A critical
prerequisite for unbiased anaerobic ammonium oxidation
(anammox) exoproteome exploration is the optimal extraction and treatment
of extracellular polymeric substances (EPS). Herein, by leveraging
the advantages of physical shear and potential electrostatic repulsion
mechanisms, a nondestructive quartz sand protocol for in situ extraction of extracellular proteins (PN) for anammox consortia
was developed and applied. According to an L16(45) orthogonal design, the optimal procedure, which contributes the
maximum yield of EPS with minimal cell rupture, was identified as
follows: 1.0 mm particle size, 100 g/g-VSS quartz sand ratio, 400
rpm, and 2 h. While achieving approximately the same yield of EPS,
hierarchical clustering and sodium dodecyl sulfate-polyacrylamide
gel electrophoresis (SDS-PAGE) showed that the quartz sand extraction
was highly similar to the conventional cation exchange resin (CER)
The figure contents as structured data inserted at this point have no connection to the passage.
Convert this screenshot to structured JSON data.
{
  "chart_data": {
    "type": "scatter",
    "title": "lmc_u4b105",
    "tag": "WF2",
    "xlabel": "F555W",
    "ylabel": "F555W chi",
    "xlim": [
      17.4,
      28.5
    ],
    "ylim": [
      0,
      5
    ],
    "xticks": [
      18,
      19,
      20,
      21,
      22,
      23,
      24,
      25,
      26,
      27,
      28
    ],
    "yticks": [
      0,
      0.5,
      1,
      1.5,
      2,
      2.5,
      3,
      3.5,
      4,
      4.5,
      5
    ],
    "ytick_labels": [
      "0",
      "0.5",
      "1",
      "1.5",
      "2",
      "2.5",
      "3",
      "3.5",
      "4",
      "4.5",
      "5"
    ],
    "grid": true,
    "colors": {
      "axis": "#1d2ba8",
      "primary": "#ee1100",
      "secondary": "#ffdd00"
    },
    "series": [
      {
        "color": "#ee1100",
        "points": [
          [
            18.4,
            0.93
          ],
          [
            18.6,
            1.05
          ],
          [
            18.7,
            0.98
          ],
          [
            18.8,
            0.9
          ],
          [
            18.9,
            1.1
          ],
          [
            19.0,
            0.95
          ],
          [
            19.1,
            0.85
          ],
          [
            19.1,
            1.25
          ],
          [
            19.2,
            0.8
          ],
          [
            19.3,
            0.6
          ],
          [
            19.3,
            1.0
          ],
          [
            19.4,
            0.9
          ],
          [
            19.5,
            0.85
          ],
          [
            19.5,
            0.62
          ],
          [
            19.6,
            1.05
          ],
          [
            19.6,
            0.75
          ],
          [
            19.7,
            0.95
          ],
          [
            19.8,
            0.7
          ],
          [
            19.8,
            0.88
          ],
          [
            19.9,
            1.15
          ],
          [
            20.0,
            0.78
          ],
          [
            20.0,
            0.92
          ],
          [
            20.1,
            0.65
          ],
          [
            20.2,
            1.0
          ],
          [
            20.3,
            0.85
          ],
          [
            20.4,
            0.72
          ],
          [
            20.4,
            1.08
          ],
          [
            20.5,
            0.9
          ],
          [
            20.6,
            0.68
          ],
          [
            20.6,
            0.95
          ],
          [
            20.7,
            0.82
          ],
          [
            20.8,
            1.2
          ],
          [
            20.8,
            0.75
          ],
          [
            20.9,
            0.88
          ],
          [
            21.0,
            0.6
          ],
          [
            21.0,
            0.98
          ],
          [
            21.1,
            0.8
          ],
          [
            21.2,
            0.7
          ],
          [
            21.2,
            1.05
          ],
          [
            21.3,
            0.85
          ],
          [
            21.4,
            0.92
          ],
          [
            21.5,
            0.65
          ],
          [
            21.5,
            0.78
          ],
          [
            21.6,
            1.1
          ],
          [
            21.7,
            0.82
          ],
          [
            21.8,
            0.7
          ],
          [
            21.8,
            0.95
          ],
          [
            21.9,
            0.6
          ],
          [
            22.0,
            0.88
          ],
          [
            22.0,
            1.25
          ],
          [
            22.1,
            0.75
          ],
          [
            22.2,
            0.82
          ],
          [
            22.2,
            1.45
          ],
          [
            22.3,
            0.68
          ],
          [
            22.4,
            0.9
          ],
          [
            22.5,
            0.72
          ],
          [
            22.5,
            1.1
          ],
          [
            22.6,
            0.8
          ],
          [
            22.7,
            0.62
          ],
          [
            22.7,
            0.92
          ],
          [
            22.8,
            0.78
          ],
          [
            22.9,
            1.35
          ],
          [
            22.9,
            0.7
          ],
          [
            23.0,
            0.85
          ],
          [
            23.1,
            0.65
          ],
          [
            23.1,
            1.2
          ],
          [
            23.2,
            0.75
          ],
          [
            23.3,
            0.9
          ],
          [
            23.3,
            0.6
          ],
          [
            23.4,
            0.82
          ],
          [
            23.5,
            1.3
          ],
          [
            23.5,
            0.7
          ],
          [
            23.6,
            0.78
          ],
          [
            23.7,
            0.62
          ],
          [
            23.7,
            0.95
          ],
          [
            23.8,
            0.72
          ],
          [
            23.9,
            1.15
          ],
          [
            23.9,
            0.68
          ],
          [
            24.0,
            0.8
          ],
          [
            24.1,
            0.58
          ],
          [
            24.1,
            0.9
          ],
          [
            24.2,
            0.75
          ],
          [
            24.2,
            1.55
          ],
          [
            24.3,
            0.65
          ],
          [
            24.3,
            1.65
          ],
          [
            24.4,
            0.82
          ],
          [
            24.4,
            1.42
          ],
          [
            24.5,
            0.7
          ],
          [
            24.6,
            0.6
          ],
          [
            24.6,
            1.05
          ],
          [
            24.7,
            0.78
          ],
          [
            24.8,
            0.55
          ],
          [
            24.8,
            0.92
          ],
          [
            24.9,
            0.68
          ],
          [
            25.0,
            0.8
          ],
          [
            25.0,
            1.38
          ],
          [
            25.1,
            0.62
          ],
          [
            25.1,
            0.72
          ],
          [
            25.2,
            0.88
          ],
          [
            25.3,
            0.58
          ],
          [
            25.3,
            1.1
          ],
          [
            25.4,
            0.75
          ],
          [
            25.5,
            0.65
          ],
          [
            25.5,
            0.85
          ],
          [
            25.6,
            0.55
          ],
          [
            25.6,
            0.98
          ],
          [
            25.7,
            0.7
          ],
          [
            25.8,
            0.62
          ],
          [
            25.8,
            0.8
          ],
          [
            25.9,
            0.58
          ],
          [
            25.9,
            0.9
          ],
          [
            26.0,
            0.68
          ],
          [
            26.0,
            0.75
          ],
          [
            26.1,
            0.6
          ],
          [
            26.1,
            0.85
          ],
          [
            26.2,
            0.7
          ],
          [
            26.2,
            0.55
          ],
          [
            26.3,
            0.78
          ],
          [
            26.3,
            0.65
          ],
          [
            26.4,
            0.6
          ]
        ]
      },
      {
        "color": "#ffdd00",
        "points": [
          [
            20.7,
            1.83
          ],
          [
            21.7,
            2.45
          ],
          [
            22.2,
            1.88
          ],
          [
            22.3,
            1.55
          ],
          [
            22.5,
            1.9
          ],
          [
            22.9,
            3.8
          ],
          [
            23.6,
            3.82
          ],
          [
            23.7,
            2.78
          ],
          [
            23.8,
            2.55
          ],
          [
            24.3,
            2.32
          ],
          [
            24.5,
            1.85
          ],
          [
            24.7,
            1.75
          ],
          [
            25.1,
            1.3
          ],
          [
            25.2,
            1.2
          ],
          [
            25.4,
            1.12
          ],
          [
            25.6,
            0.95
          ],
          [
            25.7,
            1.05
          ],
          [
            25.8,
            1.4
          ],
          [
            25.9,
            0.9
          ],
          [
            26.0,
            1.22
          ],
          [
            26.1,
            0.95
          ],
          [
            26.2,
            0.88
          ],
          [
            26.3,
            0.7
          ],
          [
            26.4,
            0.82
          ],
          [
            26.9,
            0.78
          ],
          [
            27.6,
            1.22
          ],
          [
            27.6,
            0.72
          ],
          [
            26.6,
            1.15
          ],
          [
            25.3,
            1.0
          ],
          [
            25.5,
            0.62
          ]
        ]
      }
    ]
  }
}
treatment in protein secondary structure properties and protein band
distribution patterns, compared to other methods. However, the number
of identified proteins and hydrophobic protein proportions were significantly
increased by 5.3-fold and 2.6-fold after quartz sand treatment (122,
11.5%), respectively, compared to that of the CER method (23, 4.4%),
while low cell lysis (52.1% extracellular component) was obtained
based on subcellular localization data. Strong correlations between
hydrophobicity of method-specific proteins and β-sheet proportion
(r
2 = 0.97, p = 0.0024),
as well as architecture tightness (r
2 =
0.94, p = 0.0069) suggest that once the EPS protein
structure becomes loose, exposed inner β-sheet residues are
prone to express hydrophobic properties. Addition of surfactants exhibited
an undesirable solubilization effect on the protein secondary structure,
gel separation, and spatial proteome, irrespective of PN yields. Overall,
this work demonstrates the feasibility and effectiveness of extracting
anammox EPS using an in situ quartz method that can
satisfy yield-lysis trade-offs, retain the natural EPS traits, and
allow the collection of more extracellular proteomic information.